American Forces Press Service
May 6, 2009 - Expansion efforts are well under way in southern Afghanistan, where most of the 21,000 troops deploying to the country this summer will be concentrated. Leaders at every level are working around the clock to ensure basic infrastructure is in place to continue receiving troops in Kandahar before sending them out to the forward operating bases, which are in various stages of development throughout the region, U.S. Forces Afghanistan officials said.
"Every FOB we construct will be expeditionary," Army Command Sgt. Maj. Iuniasolua Savusa said during a May 1 visit to the area. "Incoming troops will get the basics to maintain safety and do their missions. This expansion was meant to be austere."
Savusa, command sergeant major for NATO's International Security Assistance Force and U.S. Forces Afghanistan, said that translates to basic life-support needs such as using tents for sleeping and work space and setting up dining facilities, showers and toilets.
As FOB development continues, troops could remain in Kandahar for several weeks before deploying out to their final destinations throughout the summer months, he said.
Army Command Sgt. Maj. Mike Schultz, Joint Sustainment Command Afghanistan's command sergeant major, said it's all about expectation management. He knows first-hand the importance of this, he noted. His own unit, the 143rd Expeditionary Sustainment Command, was re-missioned from Kuwait to Afghanistan, and his command prepared the soldiers for what they could expect when arriving in Kandahar.
"The reality of the life troops are going to have for the amount of time they are [in Kandahar] is that it will be overcrowded," Schultz said.
Depending on their expectations, troops either can be "pleasantly surprised that it's not as bad as they expected or it'll be exactly what they thought it would be like," Schultz said. He added that facilities such as gyms, small post exchanges and Internet cafes are being built as well to give troops a place to unwind and be positively engaged.
"The amount of U.S. troops coming in and the amount of space we're trying to put them in is our biggest issue," Schultz said. "It's all dependent on the FOBs. We're relying on a lot of contractors and a lot of other civilians to help build some of these FOBs. We can't [send the troops to the forward bases] if there is no life support."

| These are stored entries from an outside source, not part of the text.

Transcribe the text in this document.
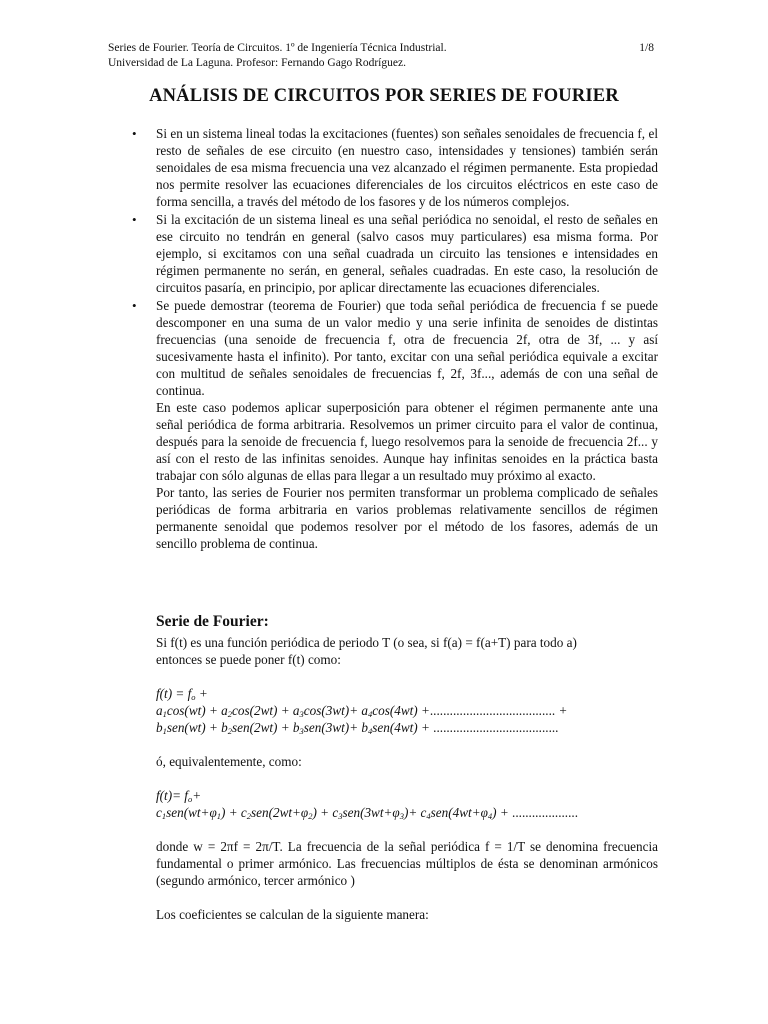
Series de Fourier. Teoría de Circuitos. 1º de Ingeniería Técnica Industrial.	1/8
Universidad de La Laguna. Profesor: Fernando Gago Rodríguez.
ANÁLISIS DE CIRCUITOS POR SERIES DE FOURIER
• Si en un sistema lineal todas la excitaciones (fuentes) son señales senoidales de frecuencia f, el resto de señales de ese circuito (en nuestro caso, intensidades y tensiones) también serán senoidales de esa misma frecuencia una vez alcanzado el régimen permanente. Esta propiedad nos permite resolver las ecuaciones diferenciales de los circuitos eléctricos en este caso de forma sencilla, a través del método de los fasores y de los números complejos.

• Si la excitación de un sistema lineal es una señal periódica no senoidal, el resto de señales en ese circuito no tendrán en general (salvo casos muy particulares) esa misma forma. Por ejemplo, si excitamos con una señal cuadrada un circuito las tensiones e intensidades en régimen permanente no serán, en general, señales cuadradas. En este caso, la resolución de circuitos pasaría, en principio, por aplicar directamente las ecuaciones diferenciales.

• Se puede demostrar (teorema de Fourier) que toda señal periódica de frecuencia f se puede descomponer en una suma de un valor medio y una serie infinita de senoides de distintas frecuencias (una senoide de frecuencia f, otra de frecuencia 2f, otra de 3f, ... y así sucesivamente hasta el infinito). Por tanto, excitar con una señal periódica equivale a excitar con multitud de señales senoidales de frecuencias f, 2f, 3f..., además de con una señal de continua.

En este caso podemos aplicar superposición para obtener el régimen permanente ante una señal periódica de forma arbitraria. Resolvemos un primer circuito para el valor de continua, después para la senoide de frecuencia f, luego resolvemos para la senoide de frecuencia 2f... y así con el resto de las infinitas senoides. Aunque hay infinitas senoides en la práctica basta trabajar con sólo algunas de ellas para llegar a un resultado muy próximo al exacto.

Por tanto, las series de Fourier nos permiten transformar un problema complicado de señales periódicas de forma arbitraria en varios problemas relativamente sencillos de régimen permanente senoidal que podemos resolver por el método de los fasores, además de un sencillo problema de continua.

Serie de Fourier:

Si f(t) es una función periódica de periodo T (o sea, si f(a) = f(a+T) para todo a)

entonces se puede poner f(t) como:

$f(t) = f_o$ +
$a_1\cos(wt) + a_2\cos(2wt) + a_3\cos(3wt)+ a_4\cos(4wt)$ +...................................... +
$b_1sen(wt) + b_2sen(2wt) + b_3sen(3wt)+ b_4sen(4wt)$ + ......................................

ó, equivalentemente, como:

$f(t)= f_o+$
$c_1sen(wt+\varphi_1) + c_2sen(2wt+\varphi_2) + c_3sen(3wt+\varphi_3)+ c_4sen(4wt+\varphi_4)$ + ....................

donde w = 2πf = 2π/T. La frecuencia de la señal periódica f = 1/T se denomina frecuencia fundamental o primer armónico. Las frecuencias múltiplos de ésta se denominan armónicos (segundo armónico, tercer armónico )

Los coeficientes se calculan de la siguiente manera:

And it's not just contractors who are doing the heavy lifting. The Navy Seabees and the Army's 4th Engineer Brigade, which was just relocated from Iraq, are putting up buildings and life-support systems throughout southern Afghanistan.
Marines are putting up tents and setting up cots they've just received in preparation for the 2nd Marine Expeditionary Brigade, which will arrive soon. They also are laying matting in the desert to create a helicopter landing pad.
Plans are in the works to develop Air Force-approved landing strips for C-130s and other fixed-wing aircraft at several locations. This is vital for logistical support to the remote areas, officials said.
Resourcing the needs is the biggest issue, as supply systems are inundated with requests for everything from nails to electrical wire. Air-conditioning units for the sleep and work tents are on order and will be a welcome sight when they arrive, as temperatures in the south already are hovering in the high 90s most afternoons. Awaiting the arrival of those resources has caused some frustration, but at the same time has kept leaders engaged.
"There's that point of frustration where we all learn and learn quick," Savusa said. "We learn about each other, we learn about our mission, and we learn how to get along with each other, because if we don't, we all fail with what we're here to do to support our troops."